Devenir avocat en Turquie
Dans cet article, nous allons traiter de la question de savoir comment devenir avocat en Turquie.
Il est évident qu’il est nécessaire de passer par une faculté de droit privé ou public.
Contrairement à la réglementation française dans laquelle l’accès au concours du CRFPA est soumis à la condition d’obtenir un master 1, la réglementation turque pose la seule condition de l’obtention d’une licence en droit.

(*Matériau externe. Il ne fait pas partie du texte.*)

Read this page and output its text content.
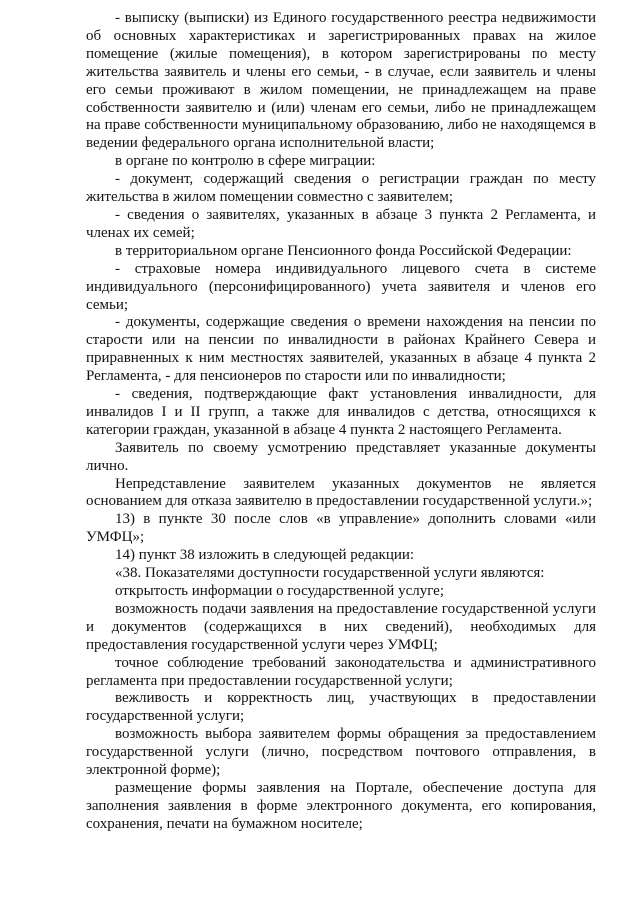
- выписку (выписки) из Единого государственного реестра недвижимости об основных характеристиках и зарегистрированных правах на жилое помещение (жилые помещения), в котором зарегистрированы по месту жительства заявитель и члены его семьи, - в случае, если заявитель и члены его семьи проживают в жилом помещении, не принадлежащем на праве собственности заявителю и (или) членам его семьи, либо не принадлежащем на праве собственности муниципальному образованию, либо не находящемся в ведении федерального органа исполнительной власти;

в органе по контролю в сфере миграции:

- документ, содержащий сведения о регистрации граждан по месту жительства в жилом помещении совместно с заявителем;

- сведения о заявителях, указанных в абзаце 3 пункта 2 Регламента, и членах их семей;

в территориальном органе Пенсионного фонда Российской Федерации:

- страховые номера индивидуального лицевого счета в системе индивидуального (персонифицированного) учета заявителя и членов его семьи;

- документы, содержащие сведения о времени нахождения на пенсии по старости или на пенсии по инвалидности в районах Крайнего Севера и приравненных к ним местностях заявителей, указанных в абзаце 4 пункта 2 Регламента, - для пенсионеров по старости или по инвалидности;

- сведения, подтверждающие факт установления инвалидности, для инвалидов I и II групп, а также для инвалидов с детства, относящихся к категории граждан, указанной в абзаце 4 пункта 2 настоящего Регламента.

Заявитель по своему усмотрению представляет указанные документы лично.

Непредставление заявителем указанных документов не является основанием для отказа заявителю в предоставлении государственной услуги.»;

13) в пункте 30 после слов «в управление» дополнить словами «или УМФЦ»;

14) пункт 38 изложить в следующей редакции:

«38. Показателями доступности государственной услуги являются:

открытость информации о государственной услуге;

возможность подачи заявления на предоставление государственной услуги и документов (содержащихся в них сведений), необходимых для предоставления государственной услуги через УМФЦ;

точное соблюдение требований законодательства и административного регламента при предоставлении государственной услуги;

вежливость и корректность лиц, участвующих в предоставлении государственной услуги;

возможность выбора заявителем формы обращения за предоставлением государственной услуги (лично, посредством почтового отправления, в электронной форме);

размещение формы заявления на Портале, обеспечение доступа для заполнения заявления в форме электронного документа, его копирования, сохранения, печати на бумажном носителе;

Rappelons qu’en Turquie, la licence dure 4 ans et non 3 ans comme en France.
Pour accéder à la profession d’avocat en Turquie, il n’y a pas de concours.
A la fin de la licence de droit, un stage de 12 mois à savoir, 6 mois au palais de justice et 6 mois en cabinet d’avocat est suffisant.
Donc, pour devenir avocat en Turquie, il suffit de d’un an de stage et soumettre une demande d’inscription au barreau afin de prêter serment et ainsi d’obtenir leur capacité d’exercice.
Absence d’école d’avocat en Turquie
Contrairement à la France où il existe un centre de formation à la profession d’avocat (CRFPA).
Il n’y a pas d’école similaire pour les futurs avocats en Turquie. Cela cause un problème de communication entre les avocats eux-mêmes, mais aussi entre les avocats et les magistrats.
La méthodologie et la déontologie de l’avocat en Turquie ne s’acquièrent pas par la formation dans une école, mais dépendent totalement de son maître de stage.
Stage au Palais de justice.
L’avocat stagiaire en Turquie effectue son premier stage au palais de justice dans la ville de son choix. Chaque mois, le stagiaire est affecté à différentes sections du palais.
Stage en Cabinet d’avocat
Le futur avocat en Turquie effectue la seconde moitié de son stage d’un an au sein d’un cabinet d’avocat.
Une convention de stage est signée entre le cabinet et le stagiaire qui est ensuite soumis au barreau qui valide le cabinet.
Le maître de stage doit avoir exercé le métier depuis au moins 5 ans pour pouvoir accueillir un avocat stagiaire au sein de sa structure.
Fin du stage
A la fin du stage, l’avocat stagiaire devient avocat en Turquie et obtient le droit de prêter serment et d’obtenir son « Ruhsat », c’est-à-dire, son « titre » pour pouvoir exercer en tant qu’avocat. Ensuite, libre choix pour le nouvel avocat en Turquie de pouvoir travailler en tant que collaborateur ou en nom propre.